Pode parecer uma plataforma para os filmes

Se Donald Trump realmente quer salvar Hollywood, talvez ele precise se aventurar fora de sua zona de conforto e assistir mais cinema de arte europeu.

festival de cinema de Cannes , que se encerra no sábado, é, em muitos aspectos, a própria definição do "globalismo" que o movimento Maga do presidente americano despreza. Passe pelas filas que serpenteiam ao longo do Palais des Festivals e você ouvirá línguas e sotaques de todos os cantos do globo. O Marché du Film, onde os profissionais da indústria fecham seus negócios, está repleto de pessoas inteligentes de todo o mundo acenando para os produtores dos EUA com incentivos fiscais irresistíveis - resultando no tipo de filmes "produzidos em terras estrangeiras" que o presidente dos EUA propôs punir com tarifas de 100% no início deste mês. Na gala de abertura, Cannes deu ao arqui-inimigo de Trump, Robert De Niro, uma plataforma para reunir o mundo do cinema contra o presidente dos EUA, "sem violência, mas com grande paixão e determinação".

Mas então você se senta em uma sala de projeção escura no Palais, os acordes de piano de Aquarius, de Camille Saint-Saëns, ecoam pelo trailer de Cannes, e essa distinção não é mais tão clara. No filme de abertura da diretora francesa Amélie Bonnin, Partir un Jour, a chef celebridade, motivada, porém estressada, Cécile está se preparando para a inauguração de seu novo restaurante de alta gastronomia em Paris quando recebe a notícia da saúde debilitada de seu pai, que administra um restaurante de beira de estrada comum chamado Pit Stop, no interior. O pai de Cécile provoca a filha por seu desdém pelo paladar pouco sofisticado dos "caipiras", mas fica evidente desde o início que as simpatias do filme estão a uma curta distância do centro cosmopolita da França.

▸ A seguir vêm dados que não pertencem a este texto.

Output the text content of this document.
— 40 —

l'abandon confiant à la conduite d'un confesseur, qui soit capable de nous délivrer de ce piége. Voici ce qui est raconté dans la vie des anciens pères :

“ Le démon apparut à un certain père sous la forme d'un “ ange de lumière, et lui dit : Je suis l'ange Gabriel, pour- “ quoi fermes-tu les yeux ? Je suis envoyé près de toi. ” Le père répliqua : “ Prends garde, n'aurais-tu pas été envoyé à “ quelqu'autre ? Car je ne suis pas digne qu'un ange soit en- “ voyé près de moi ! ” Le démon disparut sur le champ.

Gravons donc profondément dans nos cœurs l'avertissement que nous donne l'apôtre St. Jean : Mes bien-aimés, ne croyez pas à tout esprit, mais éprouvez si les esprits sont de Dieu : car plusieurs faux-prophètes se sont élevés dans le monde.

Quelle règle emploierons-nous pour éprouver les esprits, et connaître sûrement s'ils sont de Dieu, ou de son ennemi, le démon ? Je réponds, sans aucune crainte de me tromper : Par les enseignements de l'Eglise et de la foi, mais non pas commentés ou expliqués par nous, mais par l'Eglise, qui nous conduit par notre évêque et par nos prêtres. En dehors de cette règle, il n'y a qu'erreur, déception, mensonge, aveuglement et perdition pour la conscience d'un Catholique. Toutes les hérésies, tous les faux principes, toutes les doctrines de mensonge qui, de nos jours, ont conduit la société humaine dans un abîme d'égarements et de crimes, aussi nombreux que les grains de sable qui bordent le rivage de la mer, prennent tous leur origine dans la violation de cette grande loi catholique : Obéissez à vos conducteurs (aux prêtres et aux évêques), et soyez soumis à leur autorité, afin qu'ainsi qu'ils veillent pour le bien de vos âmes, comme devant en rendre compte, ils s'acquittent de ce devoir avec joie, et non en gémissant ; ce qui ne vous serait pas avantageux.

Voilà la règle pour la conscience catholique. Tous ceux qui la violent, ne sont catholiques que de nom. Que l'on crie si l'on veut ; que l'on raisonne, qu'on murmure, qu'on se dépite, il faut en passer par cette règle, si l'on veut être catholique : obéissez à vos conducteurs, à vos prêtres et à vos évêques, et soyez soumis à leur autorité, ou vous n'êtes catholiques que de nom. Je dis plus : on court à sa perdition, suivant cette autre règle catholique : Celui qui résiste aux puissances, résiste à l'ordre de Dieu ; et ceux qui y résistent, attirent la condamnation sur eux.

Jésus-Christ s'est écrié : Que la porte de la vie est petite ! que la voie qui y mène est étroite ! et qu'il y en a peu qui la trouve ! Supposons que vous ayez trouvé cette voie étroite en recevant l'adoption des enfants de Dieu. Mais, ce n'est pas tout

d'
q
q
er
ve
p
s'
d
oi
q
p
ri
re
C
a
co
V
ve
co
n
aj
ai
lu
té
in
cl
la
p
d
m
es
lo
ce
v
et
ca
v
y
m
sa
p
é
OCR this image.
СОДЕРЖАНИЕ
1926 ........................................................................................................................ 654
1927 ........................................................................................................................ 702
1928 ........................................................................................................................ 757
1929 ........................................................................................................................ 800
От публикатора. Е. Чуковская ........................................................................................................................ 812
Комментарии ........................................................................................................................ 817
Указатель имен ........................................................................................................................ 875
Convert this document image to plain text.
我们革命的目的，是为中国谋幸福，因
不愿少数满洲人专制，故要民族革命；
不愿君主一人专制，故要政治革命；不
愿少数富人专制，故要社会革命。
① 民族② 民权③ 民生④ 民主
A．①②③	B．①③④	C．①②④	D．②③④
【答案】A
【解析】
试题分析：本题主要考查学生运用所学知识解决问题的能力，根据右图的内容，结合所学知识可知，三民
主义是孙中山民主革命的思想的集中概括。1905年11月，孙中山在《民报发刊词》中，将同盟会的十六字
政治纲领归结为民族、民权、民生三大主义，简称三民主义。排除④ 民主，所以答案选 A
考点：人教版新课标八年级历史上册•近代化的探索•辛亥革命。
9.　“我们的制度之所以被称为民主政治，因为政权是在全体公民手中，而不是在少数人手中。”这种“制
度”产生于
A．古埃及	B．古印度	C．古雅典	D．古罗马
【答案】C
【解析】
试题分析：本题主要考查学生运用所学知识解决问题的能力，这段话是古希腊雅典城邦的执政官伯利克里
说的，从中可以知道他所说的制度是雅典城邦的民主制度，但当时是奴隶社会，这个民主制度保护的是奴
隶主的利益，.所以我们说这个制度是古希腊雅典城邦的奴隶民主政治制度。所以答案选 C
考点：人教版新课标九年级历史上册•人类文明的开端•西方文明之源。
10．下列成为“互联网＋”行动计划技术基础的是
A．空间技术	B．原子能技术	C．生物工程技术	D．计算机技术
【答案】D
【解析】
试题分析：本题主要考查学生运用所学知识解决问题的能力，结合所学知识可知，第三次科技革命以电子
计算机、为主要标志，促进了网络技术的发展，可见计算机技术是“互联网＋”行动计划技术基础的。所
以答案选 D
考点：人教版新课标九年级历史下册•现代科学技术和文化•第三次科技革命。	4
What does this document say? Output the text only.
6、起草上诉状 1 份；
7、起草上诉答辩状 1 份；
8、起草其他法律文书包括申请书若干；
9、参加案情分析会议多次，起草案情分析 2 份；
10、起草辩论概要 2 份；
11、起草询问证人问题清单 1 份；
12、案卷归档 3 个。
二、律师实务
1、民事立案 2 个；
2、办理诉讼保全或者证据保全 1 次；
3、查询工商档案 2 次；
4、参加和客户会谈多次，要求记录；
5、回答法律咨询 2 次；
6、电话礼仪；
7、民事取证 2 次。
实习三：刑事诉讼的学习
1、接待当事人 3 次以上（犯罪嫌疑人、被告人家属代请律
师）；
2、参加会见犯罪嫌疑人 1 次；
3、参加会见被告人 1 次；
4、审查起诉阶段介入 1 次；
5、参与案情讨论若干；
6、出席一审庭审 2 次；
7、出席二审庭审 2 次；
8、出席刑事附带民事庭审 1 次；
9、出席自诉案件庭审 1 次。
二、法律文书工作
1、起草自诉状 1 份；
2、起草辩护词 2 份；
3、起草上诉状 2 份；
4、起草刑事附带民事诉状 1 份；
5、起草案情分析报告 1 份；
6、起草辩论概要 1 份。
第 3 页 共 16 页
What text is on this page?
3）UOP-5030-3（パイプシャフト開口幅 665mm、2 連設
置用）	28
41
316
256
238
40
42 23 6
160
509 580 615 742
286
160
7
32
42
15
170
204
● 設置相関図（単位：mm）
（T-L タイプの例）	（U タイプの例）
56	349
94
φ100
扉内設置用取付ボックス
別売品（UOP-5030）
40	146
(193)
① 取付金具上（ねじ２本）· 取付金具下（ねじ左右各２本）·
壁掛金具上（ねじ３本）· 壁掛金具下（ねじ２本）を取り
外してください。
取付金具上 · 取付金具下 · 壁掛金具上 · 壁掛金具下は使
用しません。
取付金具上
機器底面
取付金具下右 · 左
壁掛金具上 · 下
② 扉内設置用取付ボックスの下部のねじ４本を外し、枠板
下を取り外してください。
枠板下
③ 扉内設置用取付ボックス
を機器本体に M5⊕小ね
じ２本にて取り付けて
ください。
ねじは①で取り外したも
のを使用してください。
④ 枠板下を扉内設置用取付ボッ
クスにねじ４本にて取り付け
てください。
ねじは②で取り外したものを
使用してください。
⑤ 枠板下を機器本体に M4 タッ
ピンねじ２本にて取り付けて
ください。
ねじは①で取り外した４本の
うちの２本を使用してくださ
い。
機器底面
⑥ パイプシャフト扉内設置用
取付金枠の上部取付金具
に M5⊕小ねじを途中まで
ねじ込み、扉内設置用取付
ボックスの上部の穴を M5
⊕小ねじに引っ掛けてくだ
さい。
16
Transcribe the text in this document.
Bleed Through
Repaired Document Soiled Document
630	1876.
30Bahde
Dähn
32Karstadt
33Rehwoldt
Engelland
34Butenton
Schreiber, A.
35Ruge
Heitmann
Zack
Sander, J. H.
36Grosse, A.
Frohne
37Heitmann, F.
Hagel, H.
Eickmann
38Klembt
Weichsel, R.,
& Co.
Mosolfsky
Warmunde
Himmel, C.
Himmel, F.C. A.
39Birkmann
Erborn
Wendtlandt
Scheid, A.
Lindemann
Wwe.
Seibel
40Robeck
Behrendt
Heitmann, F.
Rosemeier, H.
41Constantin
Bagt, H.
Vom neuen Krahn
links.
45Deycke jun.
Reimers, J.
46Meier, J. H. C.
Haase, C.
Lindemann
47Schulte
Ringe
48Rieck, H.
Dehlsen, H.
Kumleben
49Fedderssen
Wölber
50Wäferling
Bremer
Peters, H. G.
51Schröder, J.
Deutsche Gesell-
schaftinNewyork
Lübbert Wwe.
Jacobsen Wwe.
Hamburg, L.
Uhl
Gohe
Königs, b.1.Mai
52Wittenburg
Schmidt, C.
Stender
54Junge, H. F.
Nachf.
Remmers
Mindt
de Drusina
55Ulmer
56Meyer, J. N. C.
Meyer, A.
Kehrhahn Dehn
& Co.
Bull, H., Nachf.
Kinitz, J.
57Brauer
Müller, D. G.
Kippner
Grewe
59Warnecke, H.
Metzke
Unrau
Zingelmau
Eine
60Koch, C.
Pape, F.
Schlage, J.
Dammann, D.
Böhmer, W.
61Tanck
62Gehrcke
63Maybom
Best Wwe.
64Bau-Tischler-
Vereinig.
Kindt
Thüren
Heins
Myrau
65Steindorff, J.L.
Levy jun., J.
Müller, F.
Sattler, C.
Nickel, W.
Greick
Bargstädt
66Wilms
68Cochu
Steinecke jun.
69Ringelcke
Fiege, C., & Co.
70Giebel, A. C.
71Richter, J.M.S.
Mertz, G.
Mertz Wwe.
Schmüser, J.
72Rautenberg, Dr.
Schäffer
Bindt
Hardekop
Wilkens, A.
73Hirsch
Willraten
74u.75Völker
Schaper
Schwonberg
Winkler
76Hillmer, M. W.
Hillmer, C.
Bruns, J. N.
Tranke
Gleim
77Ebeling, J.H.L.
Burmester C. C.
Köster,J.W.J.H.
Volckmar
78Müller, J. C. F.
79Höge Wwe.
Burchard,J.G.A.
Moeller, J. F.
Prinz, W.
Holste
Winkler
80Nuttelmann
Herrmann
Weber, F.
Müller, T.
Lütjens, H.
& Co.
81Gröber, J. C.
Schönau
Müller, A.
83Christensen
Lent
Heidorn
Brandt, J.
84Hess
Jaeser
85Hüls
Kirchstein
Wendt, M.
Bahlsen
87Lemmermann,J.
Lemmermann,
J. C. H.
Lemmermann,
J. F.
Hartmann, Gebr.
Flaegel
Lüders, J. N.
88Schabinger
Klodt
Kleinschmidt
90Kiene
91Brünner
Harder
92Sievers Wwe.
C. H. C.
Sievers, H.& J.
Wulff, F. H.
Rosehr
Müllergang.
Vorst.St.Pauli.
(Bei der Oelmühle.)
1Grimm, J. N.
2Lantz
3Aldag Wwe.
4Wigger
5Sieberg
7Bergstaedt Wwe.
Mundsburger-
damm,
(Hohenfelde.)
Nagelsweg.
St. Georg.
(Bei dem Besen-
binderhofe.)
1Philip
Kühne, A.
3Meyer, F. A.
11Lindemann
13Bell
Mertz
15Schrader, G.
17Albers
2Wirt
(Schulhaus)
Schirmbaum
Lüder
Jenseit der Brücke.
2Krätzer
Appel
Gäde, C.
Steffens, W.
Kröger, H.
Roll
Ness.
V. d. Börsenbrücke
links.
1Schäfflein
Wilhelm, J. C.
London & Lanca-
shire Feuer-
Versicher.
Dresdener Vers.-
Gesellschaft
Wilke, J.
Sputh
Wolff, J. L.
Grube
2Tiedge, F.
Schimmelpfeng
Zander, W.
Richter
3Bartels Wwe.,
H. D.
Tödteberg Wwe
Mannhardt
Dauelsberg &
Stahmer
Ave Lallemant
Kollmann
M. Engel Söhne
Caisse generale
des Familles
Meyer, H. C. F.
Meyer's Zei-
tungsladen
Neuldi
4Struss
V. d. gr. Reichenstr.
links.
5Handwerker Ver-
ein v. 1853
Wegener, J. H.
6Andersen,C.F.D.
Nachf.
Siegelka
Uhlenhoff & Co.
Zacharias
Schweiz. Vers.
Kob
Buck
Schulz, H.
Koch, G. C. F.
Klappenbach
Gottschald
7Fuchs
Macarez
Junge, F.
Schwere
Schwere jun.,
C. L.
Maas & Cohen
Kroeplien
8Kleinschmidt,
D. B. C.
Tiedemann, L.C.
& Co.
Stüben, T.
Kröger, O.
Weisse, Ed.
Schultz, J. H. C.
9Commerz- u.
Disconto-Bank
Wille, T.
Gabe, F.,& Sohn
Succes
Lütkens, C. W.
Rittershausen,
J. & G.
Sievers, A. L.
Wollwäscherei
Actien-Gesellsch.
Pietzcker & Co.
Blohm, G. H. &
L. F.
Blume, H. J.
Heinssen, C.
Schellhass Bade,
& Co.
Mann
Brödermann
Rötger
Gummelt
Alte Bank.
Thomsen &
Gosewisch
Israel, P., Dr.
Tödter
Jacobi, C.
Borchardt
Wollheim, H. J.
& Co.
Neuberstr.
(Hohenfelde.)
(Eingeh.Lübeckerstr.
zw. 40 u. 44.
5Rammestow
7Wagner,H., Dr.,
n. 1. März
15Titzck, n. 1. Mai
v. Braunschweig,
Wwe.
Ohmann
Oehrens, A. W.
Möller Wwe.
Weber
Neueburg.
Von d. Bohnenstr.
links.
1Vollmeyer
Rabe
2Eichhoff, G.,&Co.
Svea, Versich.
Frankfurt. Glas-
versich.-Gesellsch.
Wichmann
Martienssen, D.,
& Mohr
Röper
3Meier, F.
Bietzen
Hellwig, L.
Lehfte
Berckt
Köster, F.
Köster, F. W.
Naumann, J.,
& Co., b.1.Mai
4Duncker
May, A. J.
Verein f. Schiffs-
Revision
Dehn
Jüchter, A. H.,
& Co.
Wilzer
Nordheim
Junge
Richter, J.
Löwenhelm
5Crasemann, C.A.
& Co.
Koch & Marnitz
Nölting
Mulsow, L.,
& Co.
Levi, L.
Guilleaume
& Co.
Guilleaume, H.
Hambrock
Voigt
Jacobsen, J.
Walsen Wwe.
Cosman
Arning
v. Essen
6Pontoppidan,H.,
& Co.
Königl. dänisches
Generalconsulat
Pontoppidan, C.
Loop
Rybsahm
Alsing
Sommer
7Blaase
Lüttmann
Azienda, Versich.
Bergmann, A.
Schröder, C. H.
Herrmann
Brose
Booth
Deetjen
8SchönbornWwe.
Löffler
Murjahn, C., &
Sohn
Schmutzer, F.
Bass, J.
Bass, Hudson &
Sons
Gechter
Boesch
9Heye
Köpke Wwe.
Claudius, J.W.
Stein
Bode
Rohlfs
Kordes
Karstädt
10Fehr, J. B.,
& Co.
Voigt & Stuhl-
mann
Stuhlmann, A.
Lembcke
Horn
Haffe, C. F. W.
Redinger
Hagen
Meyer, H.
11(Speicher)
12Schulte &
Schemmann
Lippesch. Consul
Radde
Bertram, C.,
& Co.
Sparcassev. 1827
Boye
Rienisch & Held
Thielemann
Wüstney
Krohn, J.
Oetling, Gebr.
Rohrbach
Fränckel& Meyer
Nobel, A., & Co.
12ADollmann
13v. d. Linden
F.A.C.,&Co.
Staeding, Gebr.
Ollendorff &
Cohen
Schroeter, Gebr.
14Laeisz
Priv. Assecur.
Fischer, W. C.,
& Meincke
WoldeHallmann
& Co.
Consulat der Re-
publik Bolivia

Se no cerne da guerra cultural travada por Trump e seus aliados populistas na Europa existe uma divisão entre "alguns lugares" com raízes locais e "qualquer lugar" cosmopolita, Partir un Jour é, em grande parte, um filme sobre "algum lugar". Em última análise, rejeita lagosta com sabor de shiso, panna cotta de roquefort e estrelas Michelin em favor de boeuf bourguignon, cachorros-quentes e pneus Michelin. Em Cannes, revelou-se menos uma nota de desânimo do que o início de um tema.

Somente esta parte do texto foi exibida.